Miguel Angel Asturias

Où il y eut théâtre, des paroles restent : les paroles du dialogue de l'homme avec les dieux, de l'homme avec le monde, de l'homme avec l'homme. Les paroles d'un dialogue immortel. Le langage des siècles redevient, dans le théâtre, après de multiples vicissitudes, le moyen de communication avec les masses le plus humain, le plus direct, efficace et fécond. Liturgie, représentation sacrée, genèse de la création, genre littéraire, tout cela fut et demeure théâtre, c'est-à-dire pour les uns verbiage et illusion, pour les autres voie de perfectionnement des moeurs, magie, réalité et, pour tous, le rêve. Homme de cultures en cours de résurrection, de cultures d'une tradition théâtrale millénaire, comme la culture maya du Guatemala, j'évoque ici, non l'image des couteaux d'obsidienne élevant des coeurs jusqu'au soleil, mais les instants des grandes représentations du théâtre héroïque, les danses de la plume, du grelot et de la fumée que l'éternité a photographiée dans la pierre, les “ mitotes ”, ces frairies hallucinées de peuples entiers qui dansaient jours et semaines jusqu'à tomber d'épuisement et de sommeil.

C'est à partir de ce monde que je me hasarde, homme d'autres soleils, à adresser la parole aux créateurs, mécènes et spectateurs du miracle scénique, les invitant à se donner la main, non pour former des chaînes, mais pour lancer les ponts de la compréhension mutuelle.

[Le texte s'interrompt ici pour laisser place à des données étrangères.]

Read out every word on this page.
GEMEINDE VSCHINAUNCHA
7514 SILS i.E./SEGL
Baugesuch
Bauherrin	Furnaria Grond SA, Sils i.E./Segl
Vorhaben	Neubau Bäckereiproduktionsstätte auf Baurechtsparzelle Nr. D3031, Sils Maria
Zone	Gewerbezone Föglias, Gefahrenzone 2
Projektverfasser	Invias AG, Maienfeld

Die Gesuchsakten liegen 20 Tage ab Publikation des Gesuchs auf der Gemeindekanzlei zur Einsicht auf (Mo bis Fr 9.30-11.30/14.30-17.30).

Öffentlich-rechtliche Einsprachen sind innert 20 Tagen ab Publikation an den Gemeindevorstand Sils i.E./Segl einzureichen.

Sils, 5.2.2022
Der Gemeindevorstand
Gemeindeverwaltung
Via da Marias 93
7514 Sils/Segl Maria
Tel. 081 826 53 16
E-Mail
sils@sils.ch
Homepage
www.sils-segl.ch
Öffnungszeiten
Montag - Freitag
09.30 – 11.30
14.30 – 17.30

Aux quatre horizons de la planète, les gens de théâtre, de tous les théâtres, effaceront à cet instant les frontières ; ils oublieront races, nationalités, croyances : ils uniront leurs volontés en faveur de la paix comme exigence suprême et unique en cette heure de conflits sans précédent.

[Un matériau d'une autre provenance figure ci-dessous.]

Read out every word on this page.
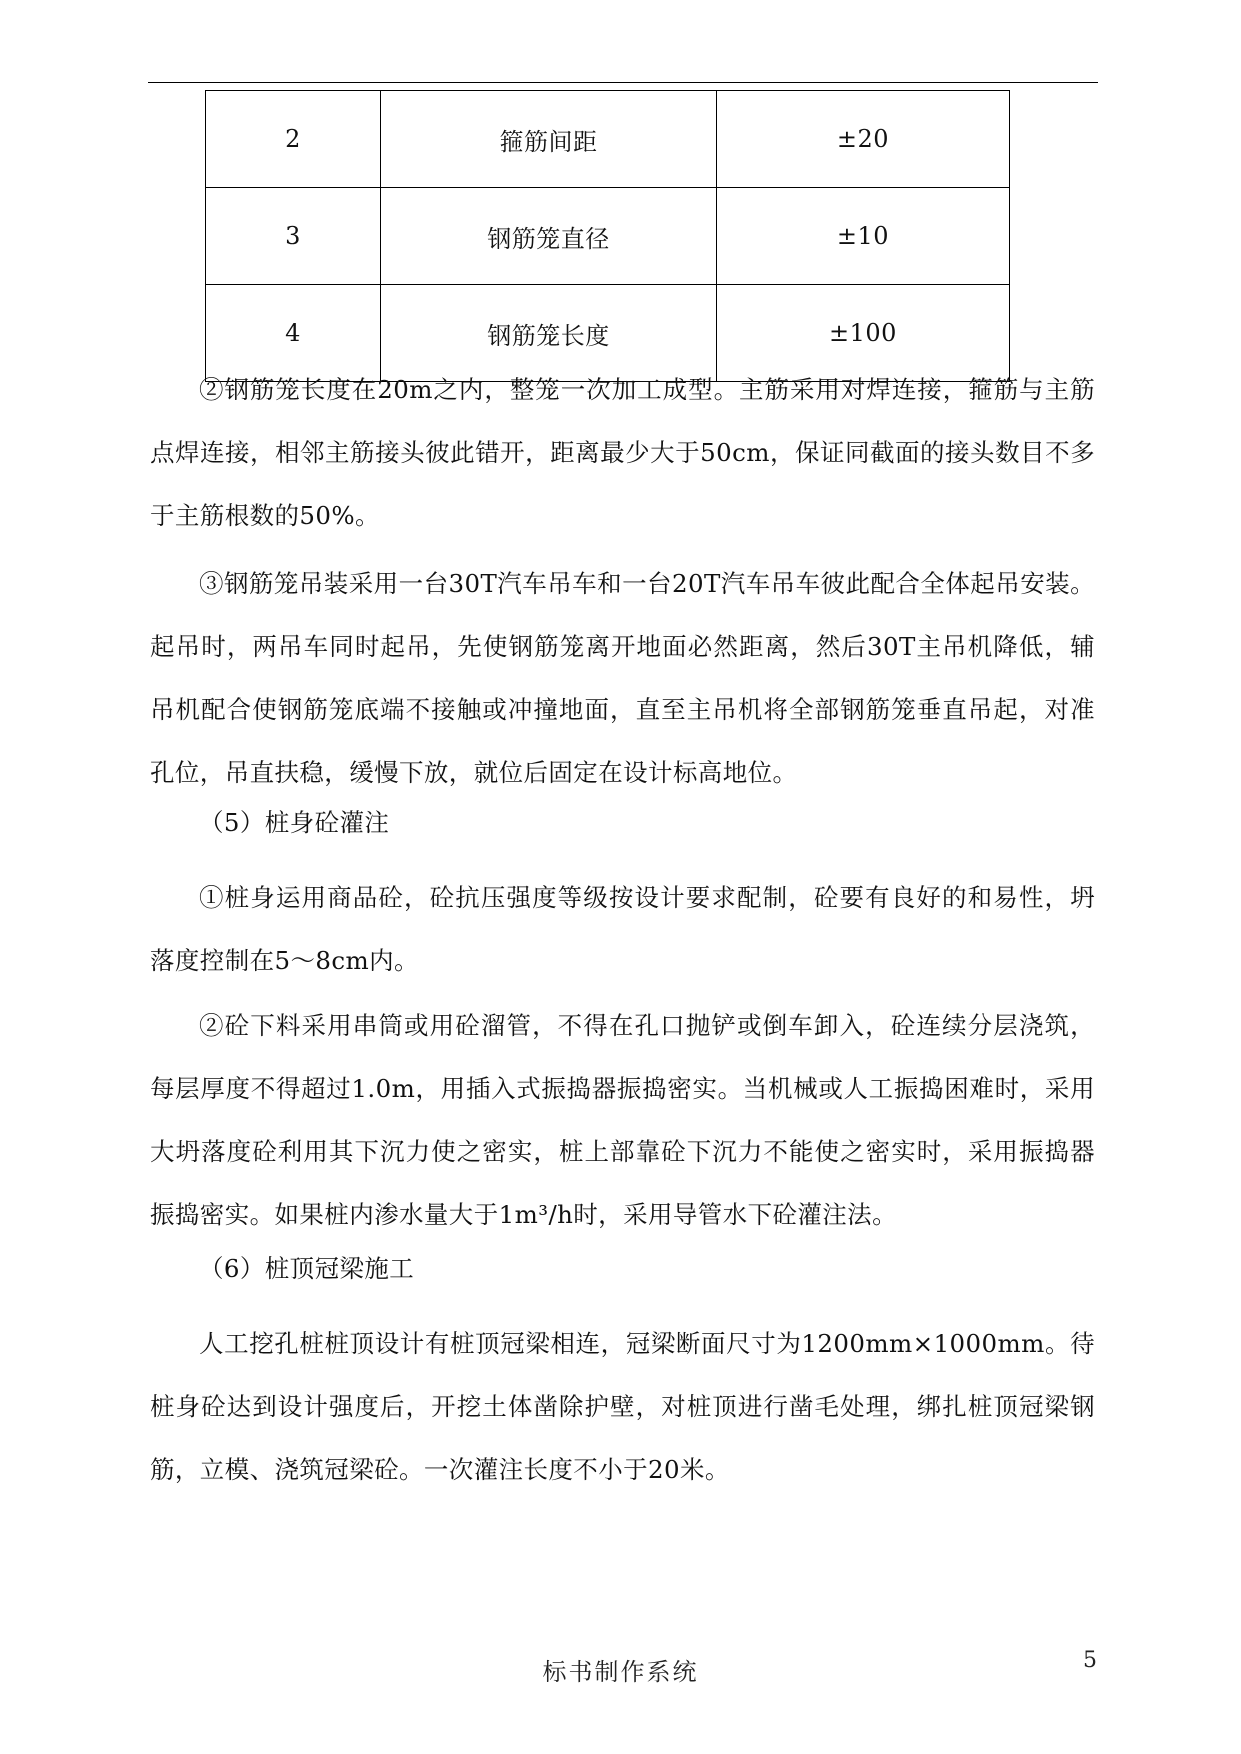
2	箍筋间距	±20
3	钢筋笼直径	±10
4	钢筋笼长度	±100

②钢筋笼长度在20m之内，整笼一次加工成型。主筋采用对焊连接，箍筋与主筋点焊连接，相邻主筋接头彼此错开，距离最少大于50cm，保证同截面的接头数目不多于主筋根数的50%。

③钢筋笼吊装采用一台30T汽车吊车和一台20T汽车吊车彼此配合全体起吊安装。起吊时，两吊车同时起吊，先使钢筋笼离开地面必然距离，然后30T主吊机降低，辅吊机配合使钢筋笼底端不接触或冲撞地面，直至主吊机将全部钢筋笼垂直吊起，对准孔位，吊直扶稳，缓慢下放，就位后固定在设计标高地位。

（5）桩身砼灌注

①桩身运用商品砼，砼抗压强度等级按设计要求配制，砼要有良好的和易性，坍落度控制在5～8cm内。

②砼下料采用串筒或用砼溜管，不得在孔口抛铲或倒车卸入，砼连续分层浇筑，每层厚度不得超过1.0m，用插入式振捣器振捣密实。当机械或人工振捣困难时，采用大坍落度砼利用其下沉力使之密实，桩上部靠砼下沉力不能使之密实时，采用振捣器振捣密实。如果桩内渗水量大于1m³/h时，采用导管水下砼灌注法。

（6）桩顶冠梁施工

人工挖孔桩桩顶设计有桩顶冠梁相连，冠梁断面尺寸为1200mm×1000mm。待桩身砼达到设计强度后，开挖土体凿除护壁，对桩顶进行凿毛处理，绑扎桩顶冠梁钢筋，立模、浇筑冠梁砼。一次灌注长度不小于20米。

标书制作系统	5
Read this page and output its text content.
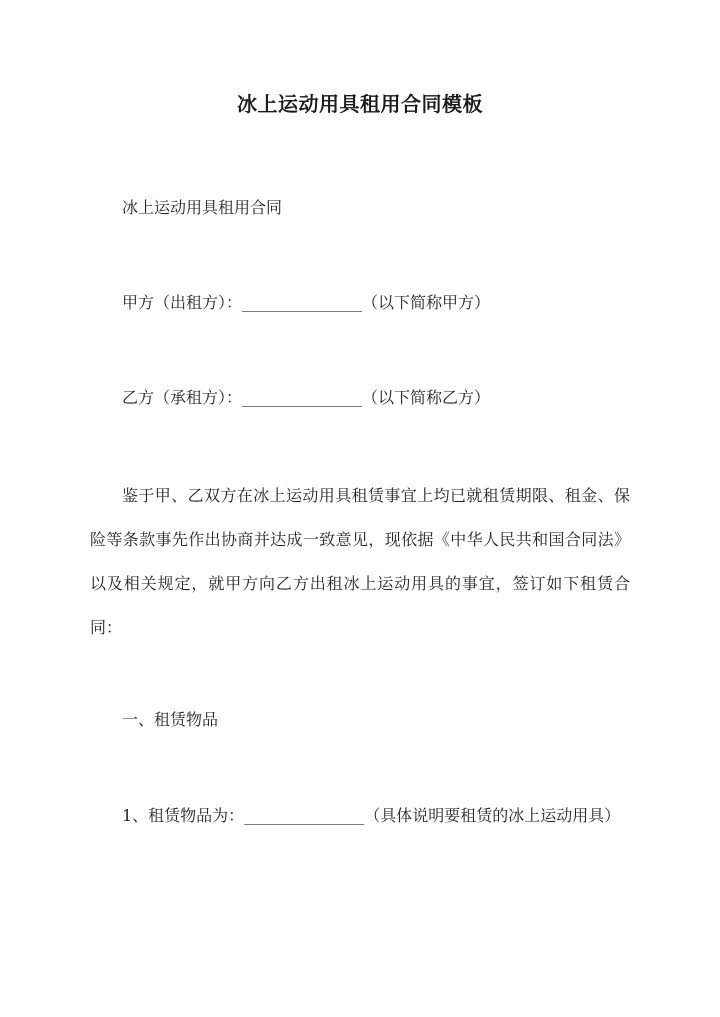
冰上运动用具租用合同模板

冰上运动用具租用合同

甲方（出租方）：_______________（以下简称甲方）

乙方（承租方）：_______________（以下简称乙方）

鉴于甲、乙双方在冰上运动用具租赁事宜上均已就租赁期限、租金、保险等条款事先作出协商并达成一致意见，现依据《中华人民共和国合同法》以及相关规定，就甲方向乙方出租冰上运动用具的事宜，签订如下租赁合同：

一、租赁物品

1、租赁物品为：_______________（具体说明要租赁的冰上运动用具）
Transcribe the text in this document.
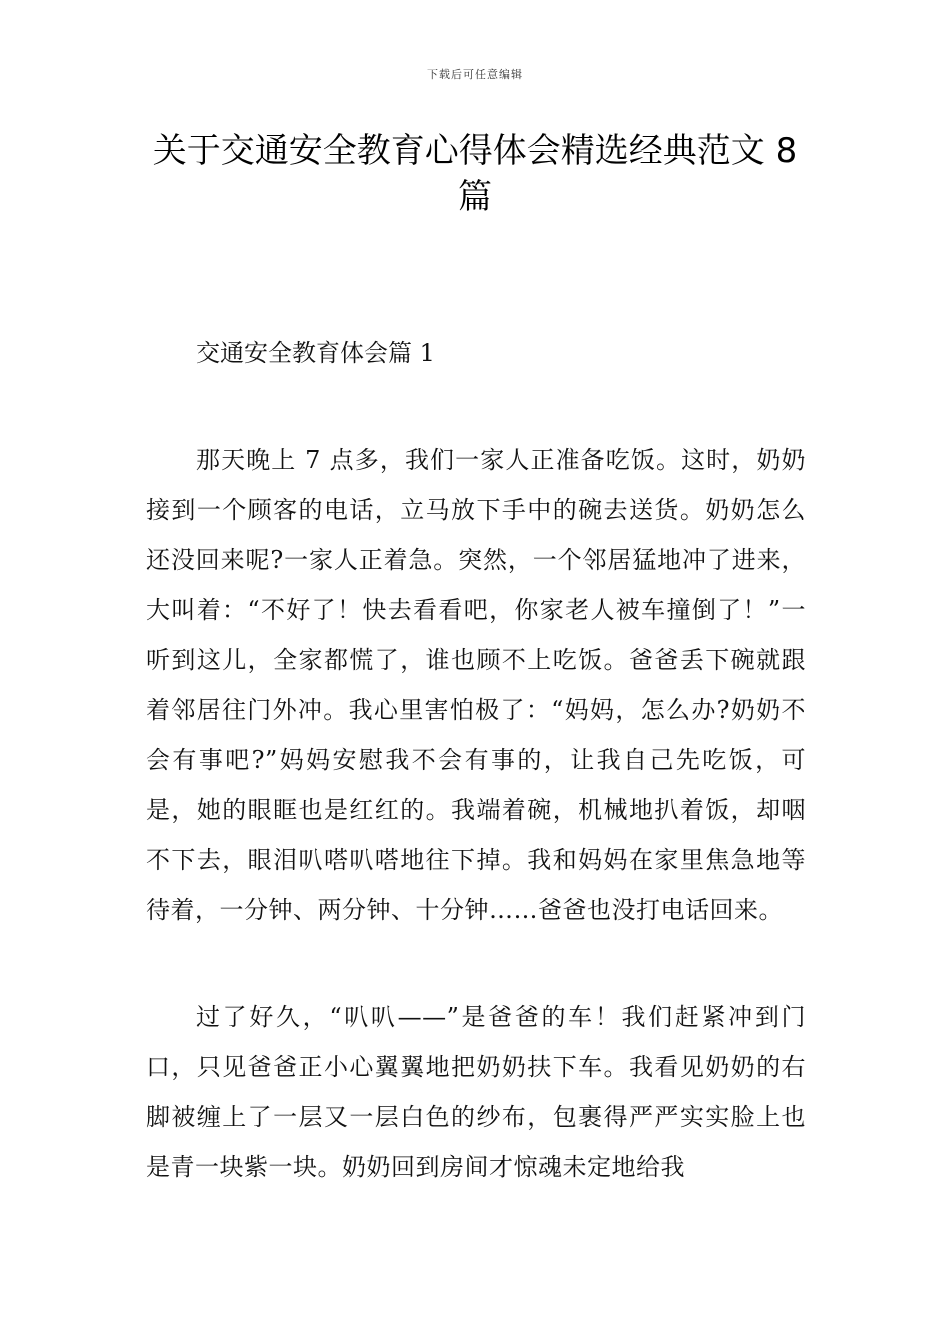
下载后可任意编辑
关于交通安全教育心得体会精选经典范文 8 篇

交通安全教育体会篇 1

那天晚上 7 点多，我们一家人正准备吃饭。这时，奶奶接到一个顾客的电话，立马放下手中的碗去送货。奶奶怎么还没回来呢?一家人正着急。突然，一个邻居猛地冲了进来，大叫着：“不好了！快去看看吧，你家老人被车撞倒了！”一听到这儿，全家都慌了，谁也顾不上吃饭。爸爸丢下碗就跟着邻居往门外冲。我心里害怕极了：“妈妈，怎么办?奶奶不会有事吧?”妈妈安慰我不会有事的，让我自己先吃饭，可是，她的眼眶也是红红的。我端着碗，机械地扒着饭，却咽不下去，眼泪叭嗒叭嗒地往下掉。我和妈妈在家里焦急地等待着，一分钟、两分钟、十分钟……爸爸也没打电话回来。

过了好久，“叭叭——”是爸爸的车！我们赶紧冲到门口，只见爸爸正小心翼翼地把奶奶扶下车。我看见奶奶的右脚被缠上了一层又一层白色的纱布，包裹得严严实实脸上也是青一块紫一块。奶奶回到房间才惊魂未定地给我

Cette Septième Journée Mondiale du Théâtre, en cette année jubilaire de la Déclaration Universelle des Droits de l'Homme, doit mobiliser toutes les consciences contre ceux qui proclament autant de fatalités inhérentes à notre espèce, la destruction de l'homme par l'homme en des guerres fratricides, les génocides et cette autre manière de décimer l'humanité que constitue l'asphyxie économique. Les feux de la rampe nulle part éteints. Au contraire, toutes les lumières du théâtre du monde scintillant comme des étoiles à la lueur desquelles se posent et se discutent en toutes langues, latitudes et scènes les problèmes de l'homme, sans oublier le problème capital de la survie de notre culture en face des redoutables arsenaux nucléaires.

Tant que cette menace subsistera, notre planète ne saurait passer pour un lieu sûr et mon cri d'alarme, sans interrompre la réunion de l'Institut International du Théâtre que célèbre aujourd'hui le monde entier, doit contribuer à faire en sorte que notre commune action évite que la terre ne se convertisse en sépulture avec, en guise d'épitaphe de notre univers, la simple mention : La Commedia é finita.